When she sat down and gathered herself the CEO opened the meeting and very graciously welcomed me. She then went on to background what just happened by explaining that the organisation’s Employee Satisfaction Survey results were just out and they had achieved a 72% satisfaction level. The reason for the excitement was that as a Management Team they had a KPI of 70%. So the Team had ticked one performance box ticked for the year!
You may be pleased to know that for the rest of the meeting I bit my tongue and refrained from asking any questions about the wonderful survey. On the way back to the office I couldn’t get the episode out of my mind because to me it encapsulated what I had previously thought about Employee Satisfaction Surveys but wasn’t ready to admit – the purpose of the surveys is to prove that management is doing a reasonable job. They have nothing to do with such things as improving employee engagement, welfare and retention.

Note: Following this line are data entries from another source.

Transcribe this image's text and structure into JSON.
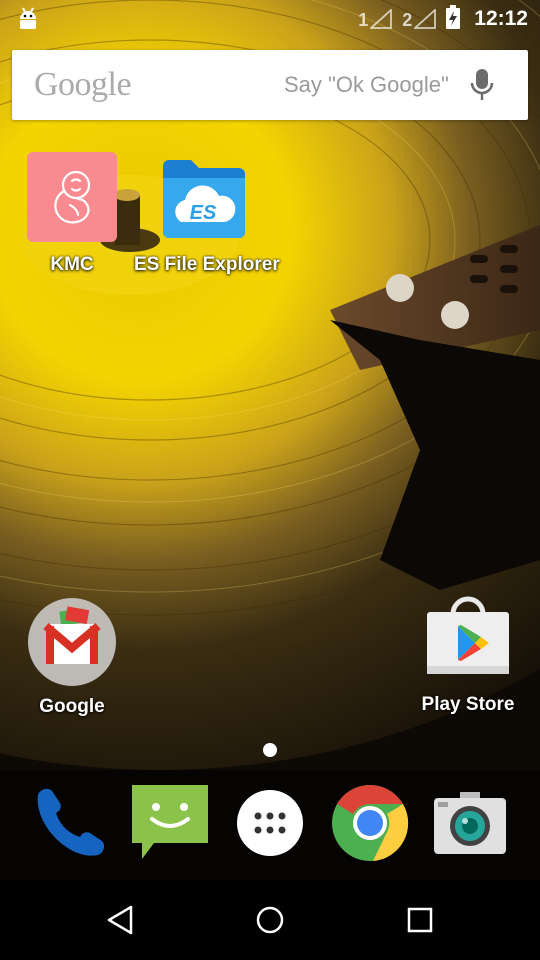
{
  "status_bar": {
    "sim1": "1",
    "sim2": "2",
    "time": "12:12",
    "icons": [
      "android-icon",
      "signal-1-icon",
      "signal-2-icon",
      "battery-charging-icon"
    ]
  },
  "search": {
    "logo": "Google",
    "hint": "Say \"Ok Google\"",
    "icon": "mic-icon"
  },
  "home_apps": [
    {
      "label": "KMC",
      "icon": "fetus-icon"
    },
    {
      "label": "ES File Explorer",
      "icon": "es-folder-icon"
    },
    {
      "label": "Google",
      "icon": "gmail-folder-icon"
    },
    {
      "label": "Play Store",
      "icon": "play-store-icon"
    }
  ],
  "dock": [
    {
      "name": "phone",
      "icon": "phone-icon"
    },
    {
      "name": "messaging",
      "icon": "message-icon"
    },
    {
      "name": "all-apps",
      "icon": "app-drawer-icon"
    },
    {
      "name": "chrome",
      "icon": "chrome-icon"
    },
    {
      "name": "camera",
      "icon": "camera-icon"
    }
  ],
  "nav": {
    "back": "back-icon",
    "home": "home-icon",
    "recents": "recents-icon"
  },
  "colors": {
    "kmc_bg": "#f98a90",
    "es_blue": "#2d9fe8",
    "vinyl_yellow": "#f4d000",
    "nav_bg": "#000000"
  }
}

In earlier corporate roles, I, like probably most of you, went along with the annual employee satisfaction survey charade. Sure I had the odd twinge about such concerns as:
- Anonymity – While employees were never asked to give their name this offered little cold comfort. Nearly all recent surveys were conducted electronically and we all knew anything online can be traced. Besides surveys have this quaint habit of drawing an identikit picture of the respondent by asking them to declare their gender, age range and work area. Damn hard to remain anonymous if you are the only male over 50 years of age in the Accounts Department!

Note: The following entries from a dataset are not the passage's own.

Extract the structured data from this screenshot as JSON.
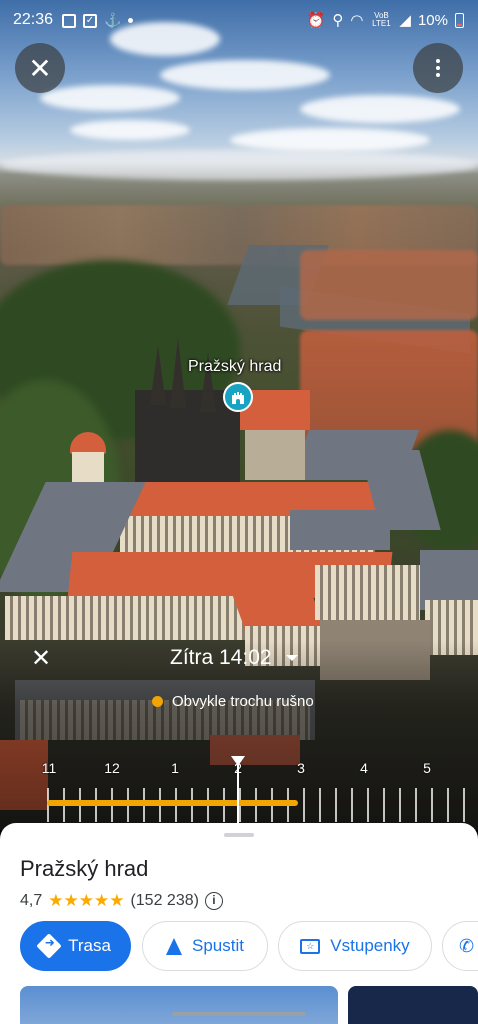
{
  "status_bar": {
    "time": "22:36",
    "carrier": "VoB LTE1",
    "battery": "10%",
    "icons": [
      "image-icon",
      "check-icon",
      "anchor-icon",
      "dot-icon",
      "alarm-icon",
      "location-icon",
      "wifi-icon",
      "signal-icon",
      "battery-icon"
    ]
  },
  "map": {
    "close_icon": "close-icon",
    "more_icon": "more-vert-icon",
    "place_label": "Pražský hrad",
    "place_pin_icon": "castle-icon"
  },
  "busyness": {
    "close_icon": "close-icon",
    "selected_time": "Zítra 14:02",
    "status": "Obvykle trochu rušno",
    "hour_labels": [
      "11",
      "12",
      "1",
      "2",
      "3",
      "4",
      "5"
    ],
    "current_hour_fraction": 0.5,
    "colors": {
      "busy": "#f2a400"
    }
  },
  "place": {
    "name": "Pražský hrad",
    "rating": "4,7",
    "stars": "★★★★★",
    "reviews": "(152 238)",
    "info_icon": "info-icon"
  },
  "actions": [
    {
      "label": "Trasa",
      "icon": "directions-icon",
      "primary": true
    },
    {
      "label": "Spustit",
      "icon": "navigation-icon",
      "primary": false
    },
    {
      "label": "Vstupenky",
      "icon": "ticket-icon",
      "primary": false
    },
    {
      "label": "",
      "icon": "phone-icon",
      "primary": false
    }
  ],
  "colors": {
    "accent": "#1a73e8",
    "star": "#f9ab00",
    "pin": "#19a3c2"
  }
}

- Validity – Does the survey actually measure what it purports to measure? I am not aware of being involved with surveys that had any sort of validity test. We thought we were measuring, say, engagement, but we’re we?
- Reliability – Same with reliability. We never bothered to see whether the results could be replicated when conditions didn’t change. To be honest the swings in some of the surveys I have witnessed should have seriously brought the issue of reliability into question.

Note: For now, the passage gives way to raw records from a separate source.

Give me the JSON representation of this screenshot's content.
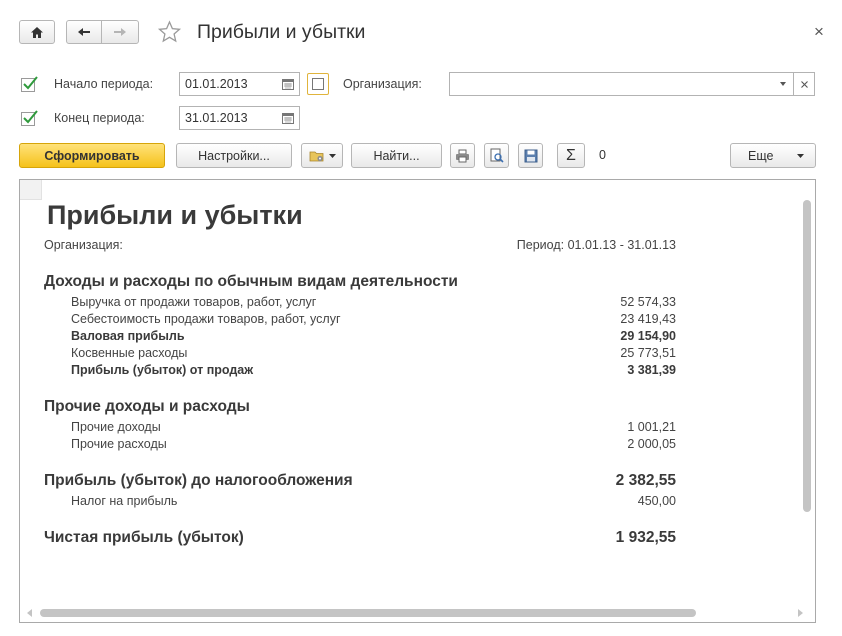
{
  "window": {
    "title": "Прибыли и убытки",
    "close_glyph": "×",
    "home_icon": "home-icon",
    "back_icon": "arrow-left-icon",
    "forward_icon": "arrow-right-icon",
    "favorite_icon": "star-icon"
  },
  "filters": {
    "start_label": "Начало периода:",
    "start_value": "01.01.2013",
    "start_checked": true,
    "end_label": "Конец периода:",
    "end_value": "31.01.2013",
    "end_checked": true,
    "org_label": "Организация:",
    "org_value": ""
  },
  "toolbar": {
    "generate_label": "Сформировать",
    "settings_label": "Настройки...",
    "find_label": "Найти...",
    "sum_value": "0",
    "more_label": "Еще"
  },
  "report": {
    "title": "Прибыли и убытки",
    "org_label": "Организация:",
    "period_text": "Период: 01.01.13 - 31.01.13",
    "sections": [
      {
        "title": "Доходы и расходы по обычным видам деятельности",
        "rows": [
          {
            "label": "Выручка от продажи товаров, работ, услуг",
            "value": "52 574,33",
            "bold": false
          },
          {
            "label": "Себестоимость продажи товаров, работ, услуг",
            "value": "23 419,43",
            "bold": false
          },
          {
            "label": "Валовая прибыль",
            "value": "29 154,90",
            "bold": true
          },
          {
            "label": "Косвенные расходы",
            "value": "25 773,51",
            "bold": false
          },
          {
            "label": "Прибыль (убыток) от продаж",
            "value": "3 381,39",
            "bold": true
          }
        ]
      },
      {
        "title": "Прочие доходы и расходы",
        "rows": [
          {
            "label": "Прочие доходы",
            "value": "1 001,21",
            "bold": false
          },
          {
            "label": "Прочие расходы",
            "value": "2 000,05",
            "bold": false
          }
        ]
      }
    ],
    "pretax": {
      "title": "Прибыль (убыток) до налогообложения",
      "value": "2 382,55",
      "tax_label": "Налог на прибыль",
      "tax_value": "450,00"
    },
    "net": {
      "title": "Чистая прибыль (убыток)",
      "value": "1 932,55"
    }
  }
}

- Management inaction – The most common complaint I received from employees about Employee Surveys was that they perceived them as pointless. “We do your dumb survey but nothing ever happens” was the typical refrain from staff. And I think they had a point. In all my time in management I cannot recall one positive game-changing management decision that came from an Employee Satisfaction Survey.
in hindsight these and other concerns with Employee Satisfaction Surveys are of little consequence as I have now come to realise that they are not about employees and have an entirely different purpose. In light of this, perhaps we managers should show a little more integrity and call the process as it is – Management Popularity Survey.
As a postscript – the organisation I visited informed me of another score that was even higher than the Employee Satisfaction rating. They had an employee turnover rate running at 80% – true, go figure!
About Chris: Chris Gandy is the Principal and Founder of Cause and Effective , a group that aims to help leaders of cause-based organisations to deliver on their mission by providing insightful practical information and linking them with affordable subject matter experts. You can contact Chris here
Over the years I’ve seen a lot of people draft up surveys which are really just a bunch of questions thrown together. After working with a survey statistician I realised that there is a lot more to drafting a good survey than that. As for employee satisfaction surveys I’ve worked in many organisations where they do them and ignore the results, but was fortunate enough to work for a very large company who took it incredibly seriously and spent the entire year in between surveys working on the results of the previous one. Not surprisingly I found it a great place to work.